An employer will be able to defeat an equal pay claim under the Equality Act 2010 if it can show that the difference in pay is due to a ‘material factor’ other than the employee’s sex. The Employment Appeal Tribunal (EAT) recently shed light on what is – and is not – required to establish such a defence.
A woman brought an equal pay claim before the Employment Tribunal (ET). Her comparator was a male employee who had been appointed after her, who was within the same pay band as she was but was paid at a higher level within that band. Her employer, a water company, contested the claim on the grounds that she and the comparator did not do like work or work of equal value, and that the pay difference was due to material factors that were not tainted by sex discrimination, including the comparator’s skills, experience and responsibility. The former issue was held over while the ET considered the material factor defence.
The ET concluded that the employer had failed to identify the decision-maker responsible for deciding the comparator’s starting salary, and that the material factor defence therefore failed. The ET also concluded that evidence comparing the woman’s skills with those of the comparator following his appointment was irrelevant.
The employer appealed to the EAT, arguing that if the ET had asked the correct question – why the comparator was paid more than the woman – it would have recognised that there was ample evidence explaining the reasons for the difference in pay. The employer also claimed that the ET was wrong to refuse to consider evidence of the two employees’ skills that post-dated the comparator’s appointment.
The EAT upheld the appeal.

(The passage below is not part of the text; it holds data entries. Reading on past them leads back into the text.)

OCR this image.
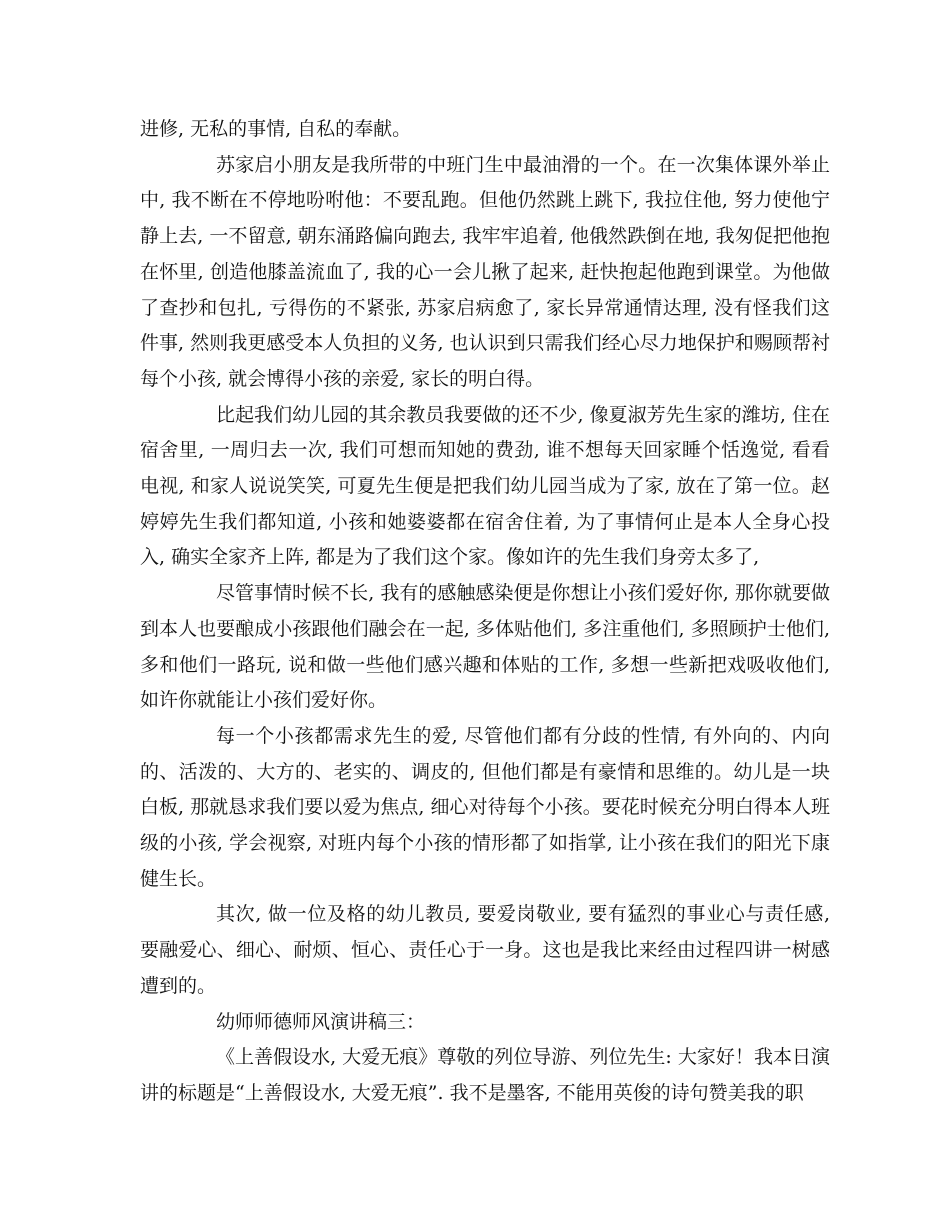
进修, 无私的事情, 自私的奉献。

苏家启小朋友是我所带的中班门生中最油滑的一个。在一次集体课外举止中, 我不断在不停地吩咐他：不要乱跑。但他仍然跳上跳下, 我拉住他, 努力使他宁静上去, 一不留意, 朝东涌路偏向跑去, 我牢牢追着, 他俄然跌倒在地, 我匆促把他抱在怀里, 创造他膝盖流血了, 我的心一会儿揪了起来, 赶快抱起他跑到课堂。为他做了查抄和包扎, 亏得伤的不紧张, 苏家启病愈了, 家长异常通情达理, 没有怪我们这件事, 然则我更感受本人负担的义务, 也认识到只需我们经心尽力地保护和赐顾帮衬每个小孩, 就会博得小孩的亲爱, 家长的明白得。

比起我们幼儿园的其余教员我要做的还不少, 像夏淑芳先生家的潍坊, 住在宿舍里, 一周归去一次, 我们可想而知她的费劲, 谁不想每天回家睡个恬逸觉, 看看电视, 和家人说说笑笑, 可夏先生便是把我们幼儿园当成为了家, 放在了第一位。赵婷婷先生我们都知道, 小孩和她婆婆都在宿舍住着, 为了事情何止是本人全身心投入, 确实全家齐上阵, 都是为了我们这个家。像如许的先生我们身旁太多了,

尽管事情时候不长, 我有的感触感染便是你想让小孩们爱好你, 那你就要做到本人也要酿成小孩跟他们融会在一起, 多体贴他们, 多注重他们, 多照顾护士他们, 多和他们一路玩, 说和做一些他们感兴趣和体贴的工作, 多想一些新把戏吸收他们, 如许你就能让小孩们爱好你。

每一个小孩都需求先生的爱, 尽管他们都有分歧的性情, 有外向的、内向的、活泼的、大方的、老实的、调皮的, 但他们都是有豪情和思维的。幼儿是一块白板, 那就恳求我们要以爱为焦点, 细心对待每个小孩。要花时候充分明白得本人班级的小孩, 学会视察, 对班内每个小孩的情形都了如指掌, 让小孩在我们的阳光下康健生长。

其次, 做一位及格的幼儿教员, 要爱岗敬业, 要有猛烈的事业心与责任感, 要融爱心、细心、耐烦、恒心、责任心于一身。这也是我比来经由过程四讲一树感遭到的。

幼师师德师风演讲稿三：

《上善假设水, 大爱无痕》尊敬的列位导游、列位先生: 大家好！我本日演讲的标题是“上善假设水, 大爱无痕”. 我不是墨客, 不能用英俊的诗句赞美我的职
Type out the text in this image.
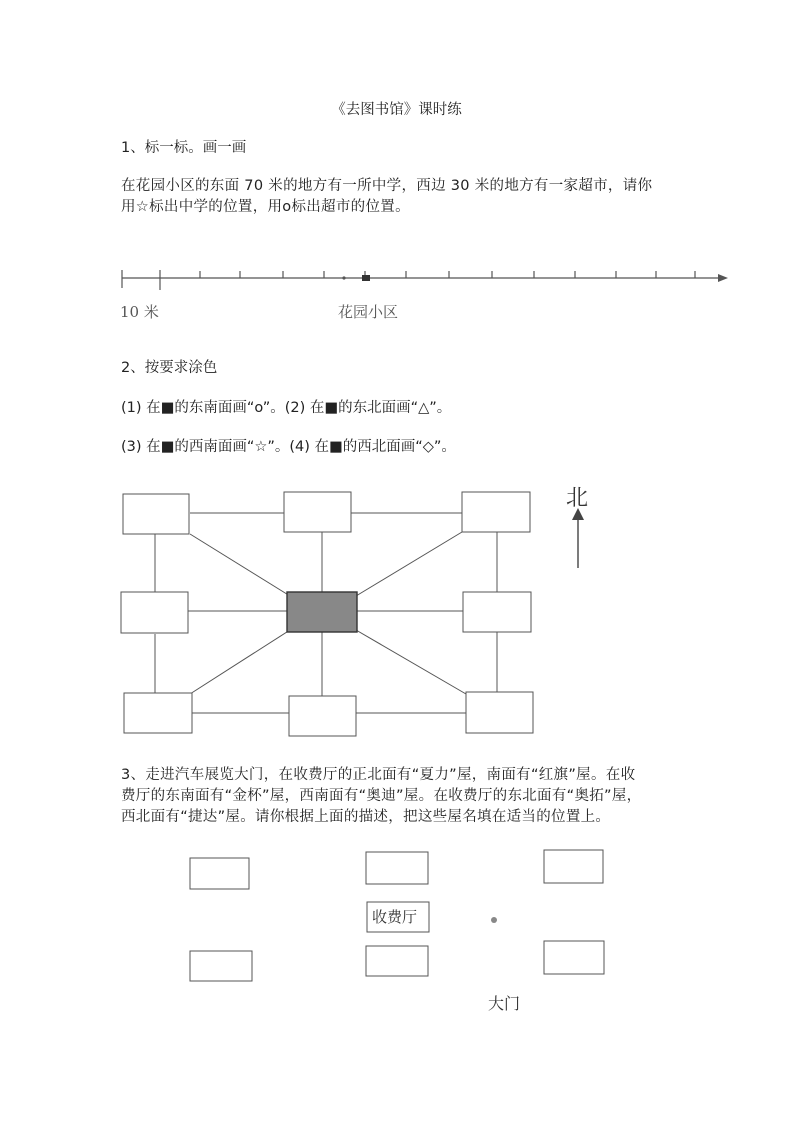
《去图书馆》课时练
1、标一标。画一画
在花园小区的东面 70 米的地方有一所中学，西边 30 米的地方有一家超市，请你
用☆标出中学的位置，用o标出超市的位置。
10 米	花园小区
2、按要求涂色
(1) 在■的东南面画“o”。(2) 在■的东北面画“△”。
(3) 在■的西南面画“☆”。(4) 在■的西北面画“◇”。
北
3、走进汽车展览大门，在收费厅的正北面有“夏力”屋，南面有“红旗”屋。在收
费厅的东南面有“金杯”屋，西南面有“奥迪”屋。在收费厅的东北面有“奥拓”屋，
西北面有“捷达”屋。请你根据上面的描述，把这些屋名填在适当的位置上。
收费厅
大门
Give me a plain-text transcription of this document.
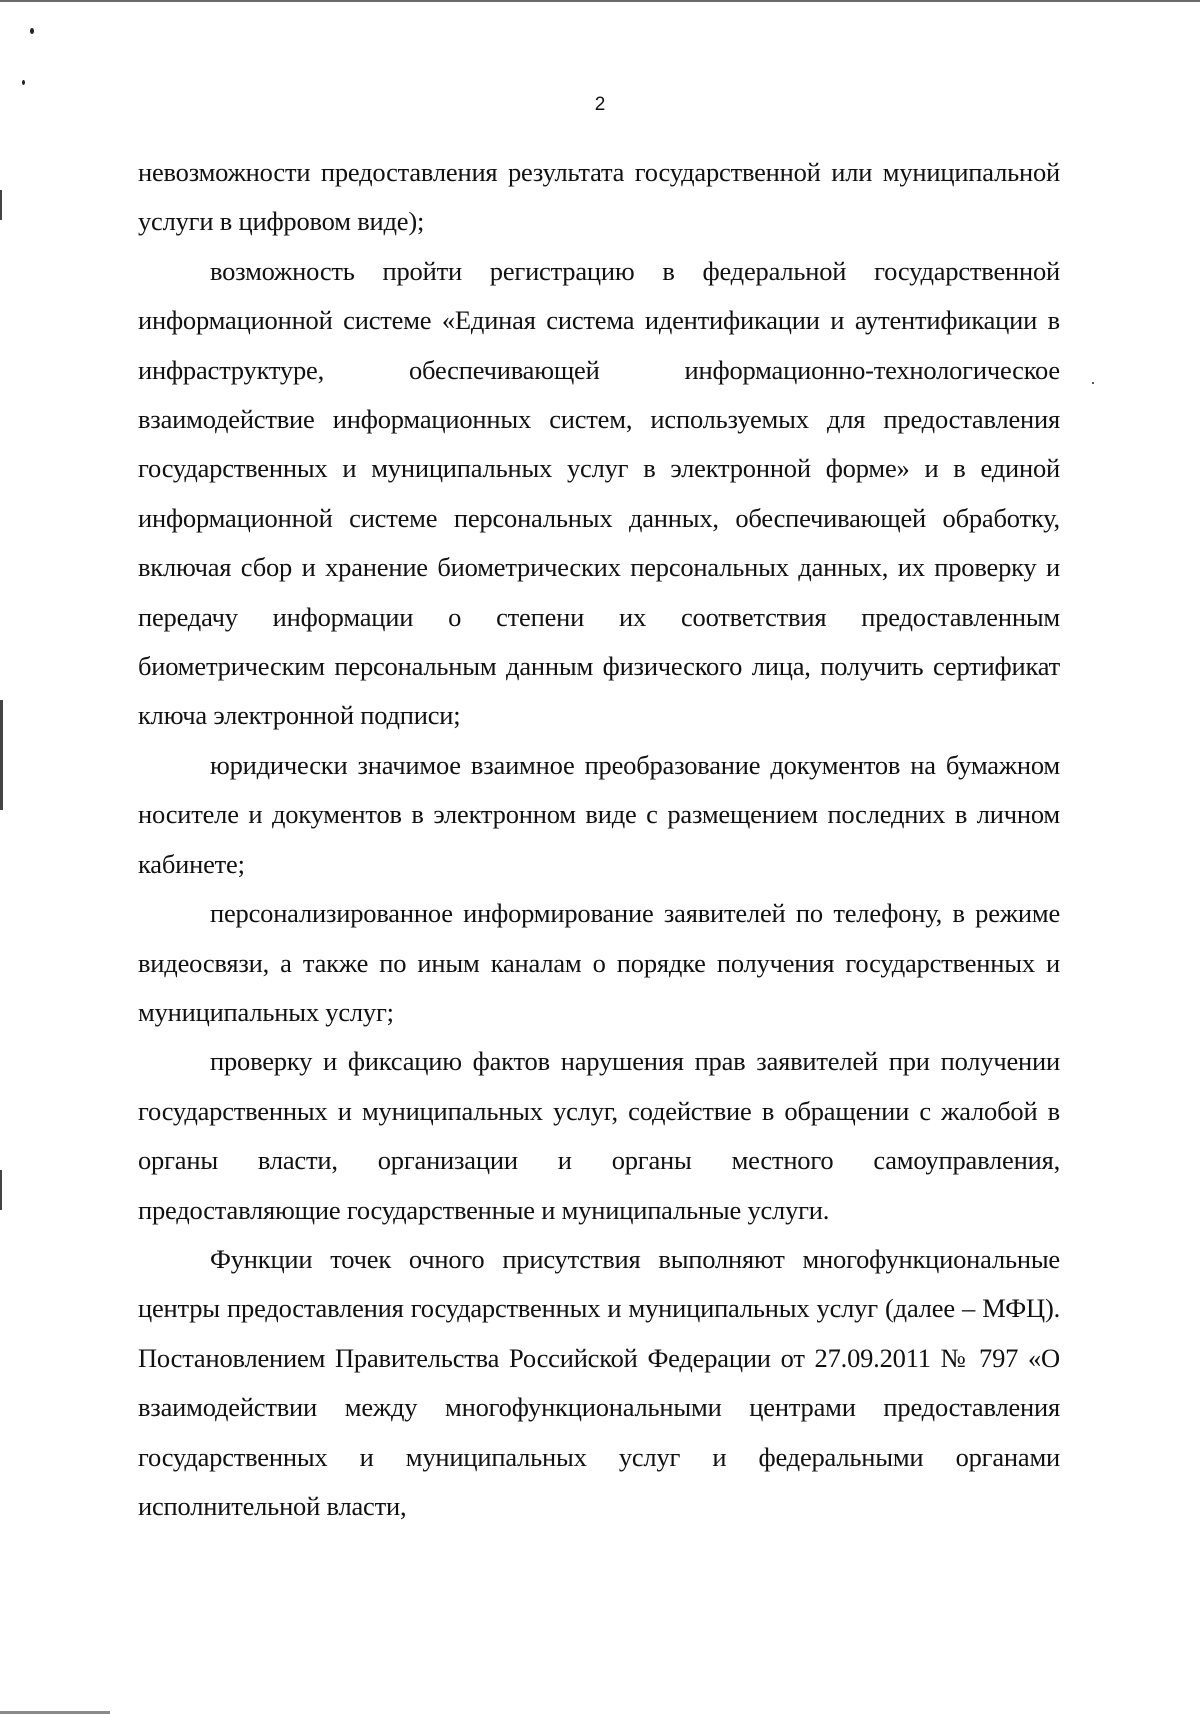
2

невозможности предоставления результата государственной или муниципальной услуги в цифровом виде);

возможность пройти регистрацию в федеральной государственной информационной системе «Единая система идентификации и аутентификации в инфраструктуре, обеспечивающей информационно-технологическое взаимодействие информационных систем, используемых для предоставления государственных и муниципальных услуг в электронной форме» и в единой информационной системе персональных данных, обеспечивающей обработку, включая сбор и хранение биометрических персональных данных, их проверку и передачу информации о степени их соответствия предоставленным биометрическим персональным данным физического лица, получить сертификат ключа электронной подписи;

юридически значимое взаимное преобразование документов на бумажном носителе и документов в электронном виде с размещением последних в личном кабинете;

персонализированное информирование заявителей по телефону, в режиме видеосвязи, а также по иным каналам о порядке получения государственных и муниципальных услуг;

проверку и фиксацию фактов нарушения прав заявителей при получении государственных и муниципальных услуг, содействие в обращении с жалобой в органы власти, организации и органы местного самоуправления, предоставляющие государственные и муниципальные услуги.

Функции точек очного присутствия выполняют многофункциональные центры предоставления государственных и муниципальных услуг (далее – МФЦ). Постановлением Правительства Российской Федерации от 27.09.2011 № 797 «О взаимодействии между многофункциональными центрами предоставления государственных и муниципальных услуг и федеральными органами исполнительной власти,
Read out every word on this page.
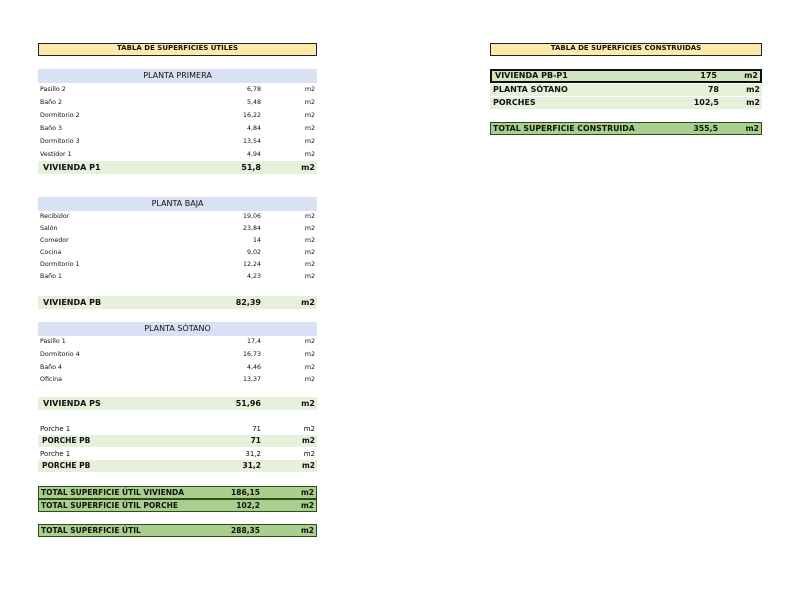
TABLA DE SUPERFICIES ÚTILES
PLANTA PRIMERA
Pasillo 2	6,78	m2
Baño 2	5,48	m2
Dormitorio 2	16,22	m2
Baño 3	4,84	m2
Dormitorio 3	13,54	m2
Vestidor 1	4,94	m2
VIVIENDA P1	51,8	m2
PLANTA BAJA
Recibidor	19,06	m2
Salón	23,84	m2
Comedor	14	m2
Cocina	9,02	m2
Dormitorio 1	12,24	m2
Baño 1	4,23	m2
VIVIENDA PB	82,39	m2
PLANTA SÓTANO
Pasillo 1	17,4	m2
Dormitorio 4	16,73	m2
Baño 4	4,46	m2
Oficina	13,37	m2
VIVIENDA PS	51,96	m2
Porche 1	71	m2
PORCHE PB	71	m2
Porche 1	31,2	m2
PORCHE PB	31,2	m2
TOTAL SUPERFICIE ÚTIL VIVIENDA	186,15	m2
TOTAL SUPERFICIE ÚTIL PORCHE	102,2	m2
TOTAL SUPERFICIE ÚTIL	288,35	m2
TABLA DE SUPERFICIES CONSTRUIDAS
VIVIENDA PB-P1	175	m2
PLANTA SÓTANO	78	m2
PORCHES	102,5	m2
TOTAL SUPERFICIE CONSTRUIDA	355,5	m2
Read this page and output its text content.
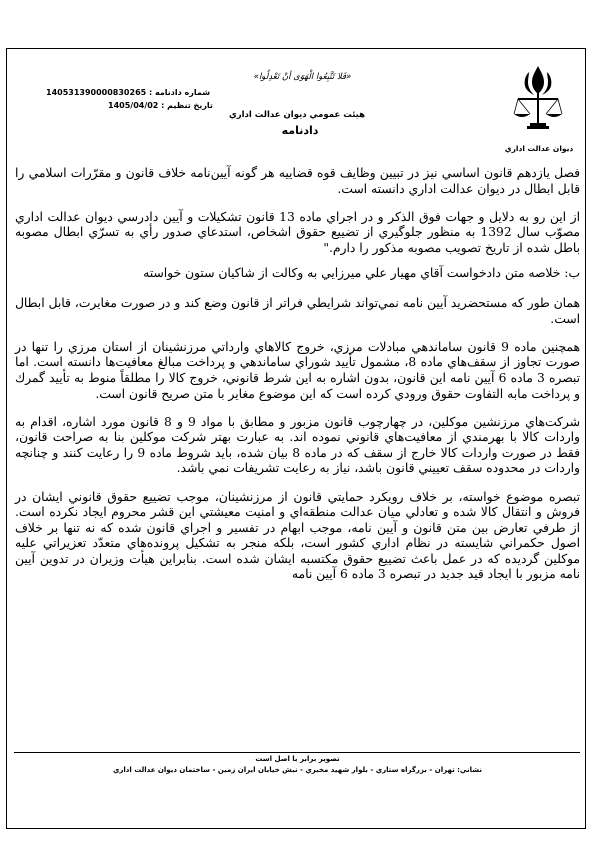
«فَلا تَتَّبِعُوا الْهَوَى أنْ تَعْدِلُوا»
ديوان عدالت اداري
شماره دادنامه : 140531390000830265
تاريخ تنظيم : 1405/04/02
هيئت عمومي ديوان عدالت اداري
دادنامه

فصل يازدهم قانون اساسي نيز در تبيين وظايف قوه قضاييه هر گونه آيين‌نامه خلاف قانون و مقرّرات اسلامي را قابل ابطال در ديوان عدالت اداري دانسته است.

از اين رو به دلايل و جهات فوق الذكر و در اجراي ماده 13 قانون تشكيلات و آيين دادرسي ديوان عدالت اداري مصوّب سال 1392 به منظور جلوگيري از تضييع حقوق اشخاص، استدعاي صدور رأي به تسرّي ابطال مصوبه باطل شده از تاريخ تصويب مصوبه مذكور را دارم."

ب: خلاصه متن دادخواست آقاي مهيار علي ميرزايي به وكالت از شاكيان ستون خواسته

همان طور كه مستحضريد آيين نامه نمي‌تواند شرايطي فراتر از قانون وضع كند و در صورت مغايرت، قابل ابطال است.

همچنين ماده 9 قانون ساماندهي مبادلات مرزي، خروج كالاهاي وارداتي مرزنشينان از استان مرزي را تنها در صورت تجاوز از سقف‌هاي ماده 8، مشمول تأييد شوراي ساماندهي و پرداخت مبالغ معافيت‌ها دانسته است. اما تبصره 3 ماده 6 آيين نامه اين قانون، بدون اشاره به اين شرط قانوني، خروج كالا را مطلقاً منوط به تأييد گمرك و پرداخت مابه التفاوت حقوق ورودي كرده است كه اين موضوع مغاير با متن صريح قانون است.

شركت‌هاي مرزنشين موكلين، در چهارچوب قانون مزبور و مطابق با مواد 9 و 8 قانون مورد اشاره، اقدام به واردات كالا با بهرمندي از معافيت‌هاي قانوني نموده اند. به عبارت بهتر شركت موكلين بنا به صراحت قانون، فقط در صورت واردات كالا خارج از سقف كه در ماده 8 بيان شده، بايد شروط ماده 9 را رعايت كنند و چنانچه واردات در محدوده سقف تعييني قانون باشد، نياز به رعايت تشريفات نمي باشد.

تبصره موضوع خواسته، بر خلاف رويكرد حمايتي قانون از مرزنشينان، موجب تضييع حقوق قانوني ايشان در فروش و انتقال كالا شده و تعادلي ميان عدالت منطقه‌اي و امنيت معيشتي اين قشر محروم ايجاد نكرده است. از طرفي تعارض بين متن قانون و آيين نامه، موجب ابهام در تفسير و اجراي قانون شده كه نه تنها بر خلاف اصول حكمراني شايسته در نظام اداري كشور است، بلكه منجر به تشكيل پرونده‌هاي متعدّد تعزيراتي عليه موكلين گرديده كه در عمل باعث تضييع حقوق مكتسبه ايشان شده است. بنابراين هيأت وزيران در تدوين آيين نامه مزبور با ايجاد قيد جديد در تبصره 3 ماده 6 آيين نامه

تصوير برابر با اصل است
نشاني: تهران - بزرگراه ستاري - بلوار شهيد مخبري - نبش خيابان ايران زمين - ساختمان ديوان عدالت اداري
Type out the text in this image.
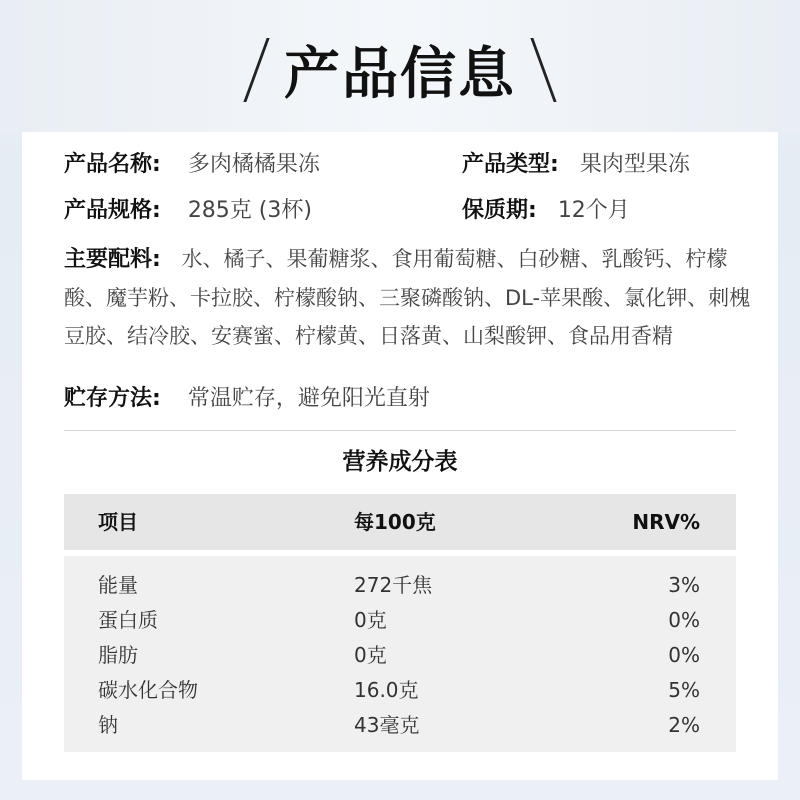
产品信息
产品名称: 多肉橘橘果冻	产品类型: 果肉型果冻
产品规格: 285克 (3杯)	保质期: 12个月
主要配料: 水、橘子、果葡糖浆、食用葡萄糖、白砂糖、乳酸钙、柠檬酸、魔芋粉、卡拉胶、柠檬酸钠、三聚磷酸钠、DL-苹果酸、氯化钾、刺槐豆胶、结冷胶、安赛蜜、柠檬黄、日落黄、山梨酸钾、食品用香精
贮存方法: 常温贮存，避免阳光直射
营养成分表
项目	每100克	NRV%
能量	272千焦	3%
蛋白质	0克	0%
脂肪	0克	0%
碳水化合物	16.0克	5%
钠	43毫克	2%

The ET had misdirected itself in deciding that the employer was required to identify the decision-maker, and had erred in law in concluding that a failure to do so inevitably meant that the material factor defence failed. The EAT also ruled that the evidence regarding the employees’ respective skills had a bearing on the comparator’s skills at the date of his appointment, and thus was plainly relevant to a material factor defence. The case was remitted to a differently constituted ET for rehearing.